El problema es otro. Es la orfandad. Anoche, cuando logró salir de su letargo, la Pitonisa manoteó su teléfono. «¿A quién llamás?», le preguntó el Turco Grande. «Al Influencer Maquiavélico». «Cortá ya mismo», ordenó Turco Grande y en el acto se arrepintió de su tono imperativo, que sin duda le traería problemas tarde o temprano.

Recién entonces, la Pitonisa comprendió. Muy, pero muy probablemente, el Influencer Maquiavélico fuera parte del problema. Si era así, no podían llamarlo para pedirle la solución, como hacían cada vez que alguno metía la gamba. Algo que, además, ocurría con creciente frecuencia.

«¿Qué certeza tenés?», preguntó la Pitonisa. «Ladra, mueve la cola y tiene cuatro patas», respondió Turco Grande. «Si lo llamas ahora, es para rendirte y pedirle perdón, otro diálogo no cabe», agregó Turco Chico, con un agudeza poco habitual en él.
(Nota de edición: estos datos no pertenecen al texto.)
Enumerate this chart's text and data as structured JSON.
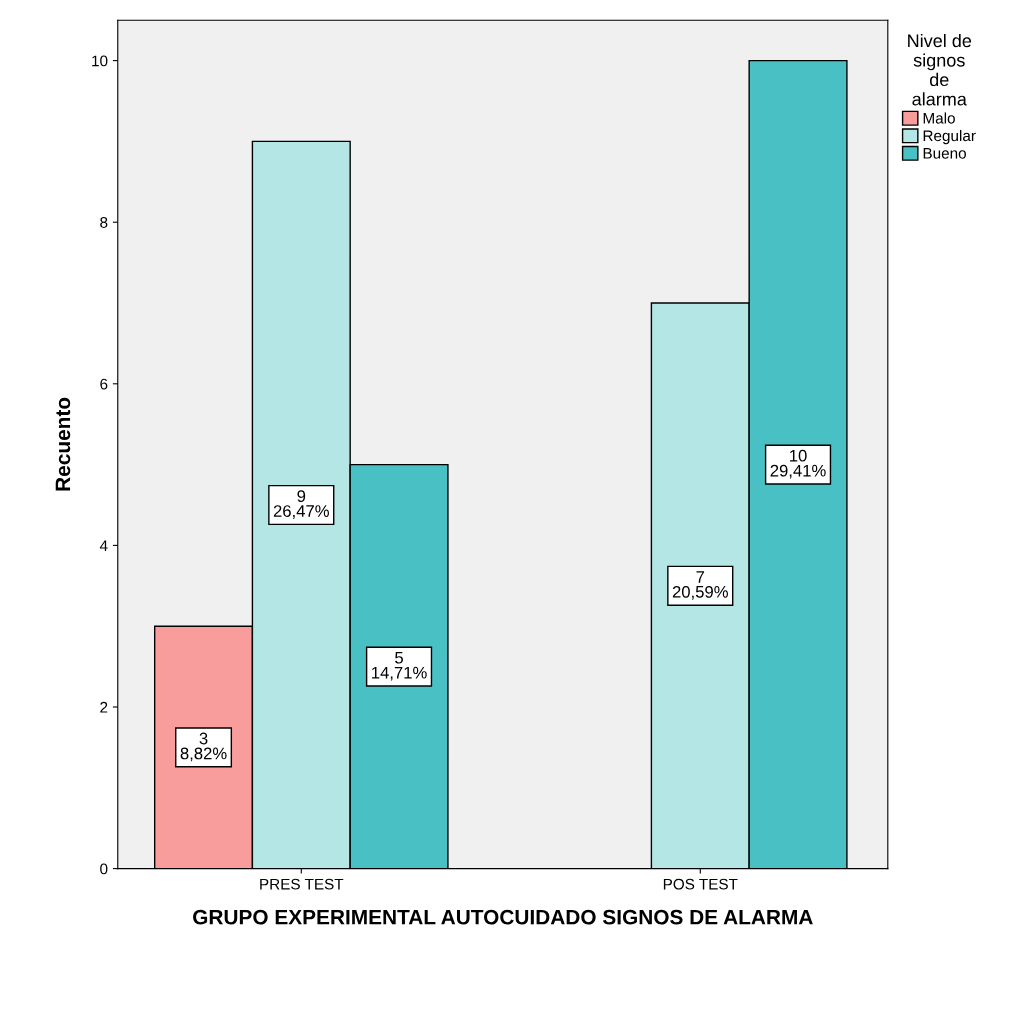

La Pitonisa revoleó su Iphone 25, que tras rebotar en la pared terminó, astillado, en el suelo. Primera conclusión, no tengo a quién recurrir. Ella y sus secuaces se leyeron los pensamientos, se entendieron con sólo mirarse. Segunda conclusión, aún más inquietante: no saber si lo del Cano era un unitario o apenas el primer capítulo de una serie.

Unos kilómetros más al norte, el Influencer Maquiavélico fuma en silencio y en soledad. Durmió en un sillón del living, delante del ventanal que da al golf. Esa vista bucólica tranquilizaría a mucha gente. No a él. Ese deporte de mierda lo pone todavía más ansioso.  El country, piensa, tendría que tener un buen polígono en vez de ese infinito paño verde al pedo.

Se estira, se levanta, camina por el living, ida y vuelta. No sabe qué hacer. Recuerda el consejo que le dieron tantas veces: «un arte marcial o un deporte de contacto». De haberlo seguido, mataría el tiempo pegándole a una bolsa, transpirando. Pero eso, lejos de atraerlo, siempre lo asustó un poco.

Va hasta la cocina, prende la Nespresso y mete una cápsula. El ruido de la máquina y el olor a café tienen un efecto casi hipnótico, una especie de bálsamo. Con el primer sorbo, aparece una idea, nítida, clara. Manotea el teléfono, abre Telegram, escribe una orden breve.

Desde el suelo, el Iphone astillado de la Blonda comienza a vibrar. Pocos segundos después,  lo mismo ocurre con el de Turco Chico y, finalmente, con el de Turco Grande. Lo que tienen son apenas intercambios de monosílabos, que no califican como conversaciones. «Se cayó la web de AFIP», dice la Pitonisa, aunque sus interlocutores ya lo saben.